Ireland has an abysmal record in renewable heat. In 2021, the share of renewable energy in the heat sector stood at 6.8%, compared to the EU average of 22%. A new renewable energy obligation scheme is set to be introduced in 2024 which is designed to address this.

However, one of Ireland’s key renewable heat schemes remains open for farmers to apply to and there is potentially a lot of money available.

The support scheme for renewable heat (SSRH) provides grants of up to 30% for farmers to install heat pumps on their farms. The scheme also provides ongoing tariffs for farmers who install a biomass or biogas boiler or combined heat and power plant. This tariff is paid to farmers for the next 15 years, although the tariff rate does decline with use.

Budget

It is believed the budget for the scheme is around €300m and as of the end of November, 98 businesses had secured grant aid. According to the administrators of the scheme, the Sustainable Energy Authority of Ireland (SEAI), the successful applicants included 54 farms, 12 care homes, 11 in the wider industry, 10 hotels, 4 leisure centres and 7 other businesses (education, office, retail, etc).

The total committed funding so far comes to around €35.6m over 15 years which equates to around €2.4m per year. Around €640,000 has been paid in direct (single payment) grants.

SEAI estimates that, once fully operational, the move to renewable bioenergy heating in these 98 businesses will result in an annual reduction of 26,000t in CO2 emissions.

The heat sector remains one of the most difficult to decarbonise.

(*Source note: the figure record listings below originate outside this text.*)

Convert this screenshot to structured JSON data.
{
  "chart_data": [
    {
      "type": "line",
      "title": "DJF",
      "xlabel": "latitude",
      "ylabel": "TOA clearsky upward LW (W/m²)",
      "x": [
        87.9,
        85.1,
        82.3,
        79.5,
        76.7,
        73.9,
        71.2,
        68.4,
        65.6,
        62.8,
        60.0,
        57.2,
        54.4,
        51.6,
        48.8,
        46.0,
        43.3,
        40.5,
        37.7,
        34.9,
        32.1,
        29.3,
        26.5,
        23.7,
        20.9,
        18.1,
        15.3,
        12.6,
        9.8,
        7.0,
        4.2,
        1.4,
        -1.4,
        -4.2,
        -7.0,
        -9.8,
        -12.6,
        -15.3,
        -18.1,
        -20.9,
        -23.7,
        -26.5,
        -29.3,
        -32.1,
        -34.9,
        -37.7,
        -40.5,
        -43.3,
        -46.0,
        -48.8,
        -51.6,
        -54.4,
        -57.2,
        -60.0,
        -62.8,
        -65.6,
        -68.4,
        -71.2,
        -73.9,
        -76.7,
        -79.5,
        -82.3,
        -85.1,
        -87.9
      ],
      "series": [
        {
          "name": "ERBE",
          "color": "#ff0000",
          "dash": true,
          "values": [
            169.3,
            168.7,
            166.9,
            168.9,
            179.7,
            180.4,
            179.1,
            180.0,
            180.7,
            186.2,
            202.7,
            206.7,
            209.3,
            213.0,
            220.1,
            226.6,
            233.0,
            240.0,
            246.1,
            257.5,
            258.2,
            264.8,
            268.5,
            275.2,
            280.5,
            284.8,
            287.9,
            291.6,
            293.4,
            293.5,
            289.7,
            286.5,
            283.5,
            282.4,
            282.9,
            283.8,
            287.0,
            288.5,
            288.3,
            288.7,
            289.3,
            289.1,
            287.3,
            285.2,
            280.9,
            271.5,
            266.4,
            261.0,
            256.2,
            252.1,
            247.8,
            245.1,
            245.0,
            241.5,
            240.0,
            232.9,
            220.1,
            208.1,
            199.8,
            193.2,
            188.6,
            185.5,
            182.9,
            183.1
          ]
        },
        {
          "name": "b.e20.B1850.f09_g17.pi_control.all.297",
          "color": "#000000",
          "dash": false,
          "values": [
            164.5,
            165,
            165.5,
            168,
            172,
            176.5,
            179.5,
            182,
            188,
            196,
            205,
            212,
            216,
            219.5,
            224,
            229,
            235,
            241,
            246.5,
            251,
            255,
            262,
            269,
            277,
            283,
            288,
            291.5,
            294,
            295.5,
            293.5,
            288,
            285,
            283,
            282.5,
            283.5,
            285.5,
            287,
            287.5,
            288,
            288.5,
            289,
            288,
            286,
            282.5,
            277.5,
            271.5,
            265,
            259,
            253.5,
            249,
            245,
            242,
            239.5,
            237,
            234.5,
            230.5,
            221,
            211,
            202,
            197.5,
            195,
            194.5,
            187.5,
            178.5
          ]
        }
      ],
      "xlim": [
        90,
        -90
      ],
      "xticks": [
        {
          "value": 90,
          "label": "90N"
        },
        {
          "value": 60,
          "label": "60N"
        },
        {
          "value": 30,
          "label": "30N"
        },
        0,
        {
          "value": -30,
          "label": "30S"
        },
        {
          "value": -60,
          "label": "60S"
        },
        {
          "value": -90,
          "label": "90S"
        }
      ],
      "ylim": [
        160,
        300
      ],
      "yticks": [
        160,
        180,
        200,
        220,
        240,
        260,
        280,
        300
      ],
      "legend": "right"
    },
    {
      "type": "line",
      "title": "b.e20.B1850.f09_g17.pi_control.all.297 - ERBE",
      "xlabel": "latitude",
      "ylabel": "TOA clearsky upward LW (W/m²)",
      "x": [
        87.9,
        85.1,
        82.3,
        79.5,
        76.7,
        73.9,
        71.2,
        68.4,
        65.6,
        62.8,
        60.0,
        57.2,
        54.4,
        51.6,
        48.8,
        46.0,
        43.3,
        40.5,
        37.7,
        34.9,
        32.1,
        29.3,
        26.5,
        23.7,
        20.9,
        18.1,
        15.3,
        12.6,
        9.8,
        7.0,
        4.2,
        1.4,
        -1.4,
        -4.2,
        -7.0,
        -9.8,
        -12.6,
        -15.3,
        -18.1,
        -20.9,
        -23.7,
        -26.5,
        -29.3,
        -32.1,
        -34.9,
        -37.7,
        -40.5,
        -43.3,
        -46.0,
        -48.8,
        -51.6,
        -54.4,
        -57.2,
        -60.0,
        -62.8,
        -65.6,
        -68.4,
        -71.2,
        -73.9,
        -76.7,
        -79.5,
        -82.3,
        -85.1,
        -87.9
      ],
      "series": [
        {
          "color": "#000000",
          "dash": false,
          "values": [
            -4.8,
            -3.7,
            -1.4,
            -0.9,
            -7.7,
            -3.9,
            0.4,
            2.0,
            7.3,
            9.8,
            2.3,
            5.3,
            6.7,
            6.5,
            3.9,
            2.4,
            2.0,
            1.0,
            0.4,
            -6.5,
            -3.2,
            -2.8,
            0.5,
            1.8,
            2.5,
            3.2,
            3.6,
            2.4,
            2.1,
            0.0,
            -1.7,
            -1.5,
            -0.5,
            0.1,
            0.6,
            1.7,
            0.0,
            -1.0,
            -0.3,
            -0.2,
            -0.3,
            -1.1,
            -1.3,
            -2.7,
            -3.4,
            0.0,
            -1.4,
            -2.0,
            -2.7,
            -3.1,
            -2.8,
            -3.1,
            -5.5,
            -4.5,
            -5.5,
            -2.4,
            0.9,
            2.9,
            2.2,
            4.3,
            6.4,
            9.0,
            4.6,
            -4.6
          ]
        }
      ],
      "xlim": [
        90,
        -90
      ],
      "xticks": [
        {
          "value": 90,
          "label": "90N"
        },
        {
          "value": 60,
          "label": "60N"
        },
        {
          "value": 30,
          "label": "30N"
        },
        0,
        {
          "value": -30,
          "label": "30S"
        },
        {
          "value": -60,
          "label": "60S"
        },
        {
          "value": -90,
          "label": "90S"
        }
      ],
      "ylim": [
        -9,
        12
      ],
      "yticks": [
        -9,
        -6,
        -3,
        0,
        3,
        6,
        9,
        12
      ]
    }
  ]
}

The offers made to the 54 applicants in the agriculture sector amount to €21.8m over 15 years, which equates to €1.45m per year. Of those which secured 15-year tariff support, 26 were poultry (€11.4m), 10 were in the pig sector (€2.9m), 15 were mushroom producers (€6.3m) and two in the horticultural sector (€1.18m). One horticultural business received a one-off grant of €153,000.